AMC 8 · 2023 · #4

• Sketch the $7 \times 7$ grid and mark the spiral's reference points.
• Starting at $1$ in the center, the spiral coils outward and lands on a perfect square at the end of each layer: $1 = 1^2$ at the center, then $9 = 3^2$, then $25 = 5^2$, then $49 = 7^2$.
• These **odd** perfect squares all sit on the diagonal from top-left to bottom-right of the grid — the same diagonal that contains $7$.
• So the four shaded squares are right next to $9$, $25$, $49$, and one more reference cell along this diagonal.

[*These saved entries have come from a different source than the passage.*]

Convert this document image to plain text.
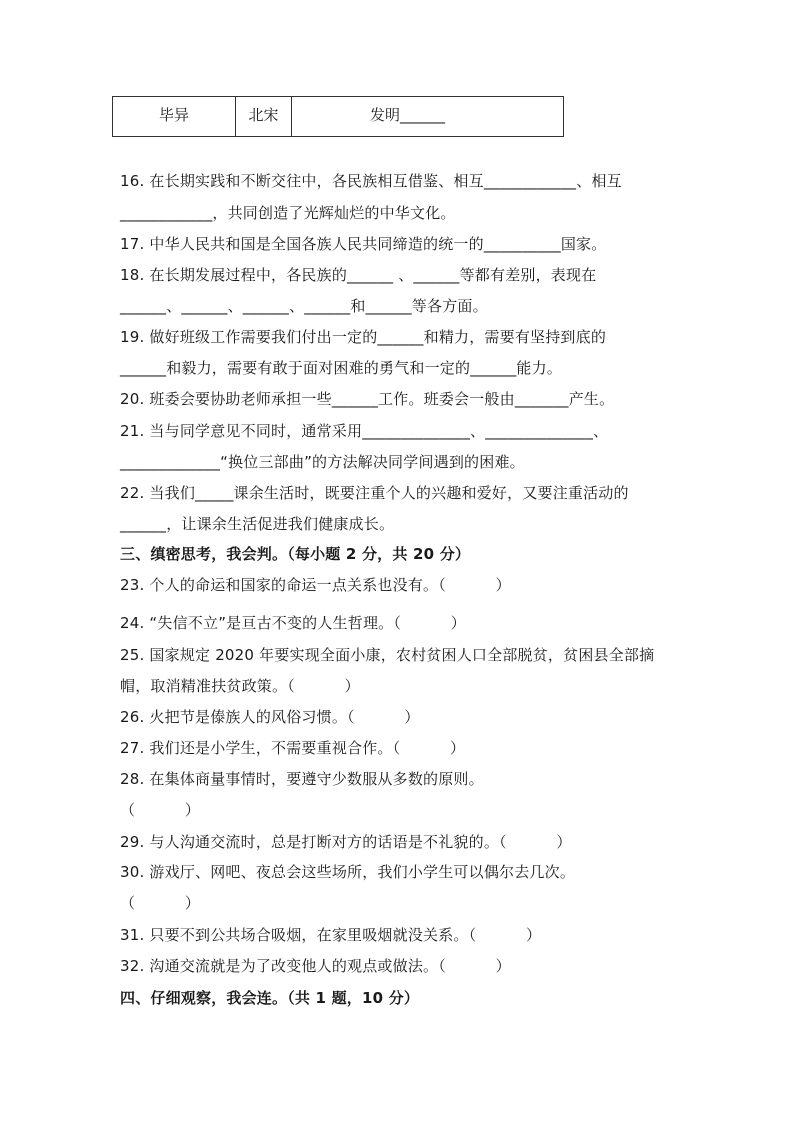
毕异	北宋	发明______
16. 在长期实践和不断交往中，各民族相互借鉴、相互____________、相互
____________，共同创造了光辉灿烂的中华文化。
17. 中华人民共和国是全国各族人民共同缔造的统一的__________国家。
18. 在长期发展过程中，各民族的______ 、______等都有差别，表现在
______、______、______、______和______等各方面。
19. 做好班级工作需要我们付出一定的______和精力，需要有坚持到底的
______和毅力，需要有敢于面对困难的勇气和一定的______能力。
20. 班委会要协助老师承担一些______工作。班委会一般由_______产生。
21. 当与同学意见不同时，通常采用______________、______________、
_____________“换位三部曲”的方法解决同学间遇到的困难。
22. 当我们_____课余生活时，既要注重个人的兴趣和爱好，又要注重活动的
______，让课余生活促进我们健康成长。
三、缜密思考，我会判。（每小题 2 分，共 20 分）
23. 个人的命运和国家的命运一点关系也没有。（          ）
24. “失信不立”是亘古不变的人生哲理。（          ）
25. 国家规定 2020 年要实现全面小康，农村贫困人口全部脱贫，贫困县全部摘
帽，取消精准扶贫政策。（          ）
26. 火把节是傣族人的风俗习惯。（          ）
27. 我们还是小学生，不需要重视合作。（          ）
28. 在集体商量事情时，要遵守少数服从多数的原则。
（          ）
29. 与人沟通交流时，总是打断对方的话语是不礼貌的。（          ）
30. 游戏厅、网吧、夜总会这些场所，我们小学生可以偶尔去几次。
（          ）
31. 只要不到公共场合吸烟，在家里吸烟就没关系。（          ）
32. 沟通交流就是为了改变他人的观点或做法。（          ）
四、仔细观察，我会连。（共 1 题，10 分）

💡 Spotting the rule "layer $n$ ends at $n^2$" is Grade 4 number-pattern generation.

• Read the spiral direction from the figure: after writing each odd square (the bottom-right corner of its layer), the spiral steps **up** by one to start the next layer, then turns **left**.
• So the cell immediately *above* $25 = 5^2$ holds $26$, the cell *left of* that holds $27$, and so on.
• For the shaded cell next to $25$ along the $7$-diagonal — the cell that is one step up-and-left from $25$ — we trace: $25 \to 26\,(\text{up}) \to ?$.
• Looking at the picture, the shaded cell on the lower-right of the $7$-diagonal is in fact the cell that contains $23$, which sits two steps along the bottom edge of the $5\times 5$ layer before reaching $25$.
• Counting backward from $25$: $25, 24, 23$.
• So the lower-right shaded cell holds $\mathbf{23}$.

💡 Walking along the spiral path one cell at a time is Grade 4 pattern-following on a grid.

• Repeat for the other three shaded cells, each time anchoring on the nearest odd-square corner and counting along the spiral.
• • Upper-right shaded cell: nearest reference is $16 = 4^2$ (top-left corner of the $5\times 5$ layer; the spiral goes $17$ down from $16$, then turns right).
• Two cells past $17$ along the top edge gives $17, 18, \mathbf{19}$.
• • Upper-left shaded cell: nearest reference is $36 = 6^2$ (top-left corner of the $7\times 7$ layer).
• Three cells past $36$ along the top edge gives $36, 37, 38, \mathbf{39}$.
• • Lower-left shaded cell: nearest reference is $49 = 7^2$ (bottom-right corner).
• Two cells back along the bottom edge gives $49, 48, \mathbf{47}$.

💡 Listing the four numbers by counting from each anchor is Grade 4 pattern-rule application.

• Check primality of each of the four numbers.
• A prime is a whole number greater than $1$ whose only factors are $1$ and itself.
• • $19$: not divisible by $2, 3$ (since $1+9=10$ is not a multiple of $3$), or $5$, and $4^2 = 16 < 19 < 25 = 5^2$, so we only had to test primes up to $4$.
• **Prime.** • $23$: not divisible by $2, 3, 5$, and again $\sqrt{23} < 5$.
• **Prime.** • $39 = 3 \times 13$.
• **Composite.** • $47$: not divisible by $2, 3, 5$, and $7 \times 7 = 49 > 47$, so checking primes up to $6$ is enough.
• **Prime.** Three of the four numbers are prime.

💡 Finding factor pairs to decide prime-or-composite is exactly the Grade 4 standard 4.OA.B.4.

Three of the four shaded numbers ($19$, $23$, $47$) are prime, so the answer is $3$, which matches choice **(D)**.

💡 Counting how many items meet a condition ("is prime") is a Grade 4 prime/composite task.